Freud, in 1923 developed a more structural model of the mind comprising the entities id, ego, and superego that Freud referred to as ‘the psychic apparatus’. These are not physical areas within the brain but rather hypothetical conceptualizations of important mental functions. The id, ego, and superego have most commonly been conceptualized as three essential parts of the human personality.

Freud believed, the id operated at an unconscious level according to the pleasure principle or gratification from satisfying basic instincts.
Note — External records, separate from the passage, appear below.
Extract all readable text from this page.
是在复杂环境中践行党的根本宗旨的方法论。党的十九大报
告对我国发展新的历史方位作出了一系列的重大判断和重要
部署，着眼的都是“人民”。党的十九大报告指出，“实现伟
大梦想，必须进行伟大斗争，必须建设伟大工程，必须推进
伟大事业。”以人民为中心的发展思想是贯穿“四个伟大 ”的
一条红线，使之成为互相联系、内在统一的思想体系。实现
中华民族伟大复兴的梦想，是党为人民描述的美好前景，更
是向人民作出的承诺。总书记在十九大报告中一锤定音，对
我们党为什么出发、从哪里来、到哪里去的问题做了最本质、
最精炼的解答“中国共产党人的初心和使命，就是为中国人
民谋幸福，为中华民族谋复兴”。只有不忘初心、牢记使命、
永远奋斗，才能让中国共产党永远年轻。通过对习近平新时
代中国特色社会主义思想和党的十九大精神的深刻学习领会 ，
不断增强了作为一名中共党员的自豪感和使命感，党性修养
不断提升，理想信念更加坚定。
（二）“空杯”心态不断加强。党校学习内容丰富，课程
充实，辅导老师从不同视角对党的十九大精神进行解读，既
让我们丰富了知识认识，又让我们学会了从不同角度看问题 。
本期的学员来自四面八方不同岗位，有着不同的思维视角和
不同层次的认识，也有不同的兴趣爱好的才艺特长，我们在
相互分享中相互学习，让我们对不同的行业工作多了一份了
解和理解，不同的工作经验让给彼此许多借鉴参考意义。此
The id comprised two kinds of biological instincts or drives called Eros and Thanatos. Eros, or life instinct, helped the individual to survive and it directed the life-sustaining activities such as respiration, eating, and sex. Freud termed “the energy created by the life instincts as libido”. Thanatos or death instinct is viewed as a set of destructive forces present in all human beings. When this energy is directed outward onto others, it is expressed as aggression and violence. Freud believed that “Eros is stronger than Thanatos, thus enabling people to survive rather than self-destruct. The ego develops from the id during infancy. The ego's goal is to satisfy the demands of the id in a safe a socially acceptable way. In contrast to the id, the ego follows the reality principle as it operates in both the conscious and unconscious mind”.

The superego developed during early childhood i.e., when the child identifies with the same sex parent and is responsible for ensuring that moral standards are followed. “The superego operates on the morality principle and motivates us to behave in a socially responsible and acceptable manner. The basic dilemma of all human existence is that each element of the psychic apparatus makes demands upon us that are incompatible with the other two. Inner conflict is inevitable”.

Freud believed that the superego can make a person feel guilty if he does not follow a rule. “When there is a conflict between the goals of the id and superego, the ego must act as a referee and mediate this conflict. The ego can deploy various defense mechanisms to prevent it from becoming overwhelmed by anxiety”.

Freud (1900) considered dreams to be the ‘royal road to the unconscious’ as it is in dreams that the ‘ego's defenses’ are lowered so that some of the repressed material comes through to awareness, albeit in distorted form. Dreams perform important functions for the unconscious mind and serve as valuable clues to how the unconscious mind operates.

The question modern scientists ask is Freudian psychology supported by evidence. The answer would be Freud's theory is good at explaining, but not at predicting behavior, which is one of the goals of science. It is concluded that Freud’s theory can neither be proved true or refuted. It is believed by modern psychologists that Freud's theory is highly unscientific. We need to remember Freud lived nearly two centuries ago and his theories are the beginning of the study of psychology.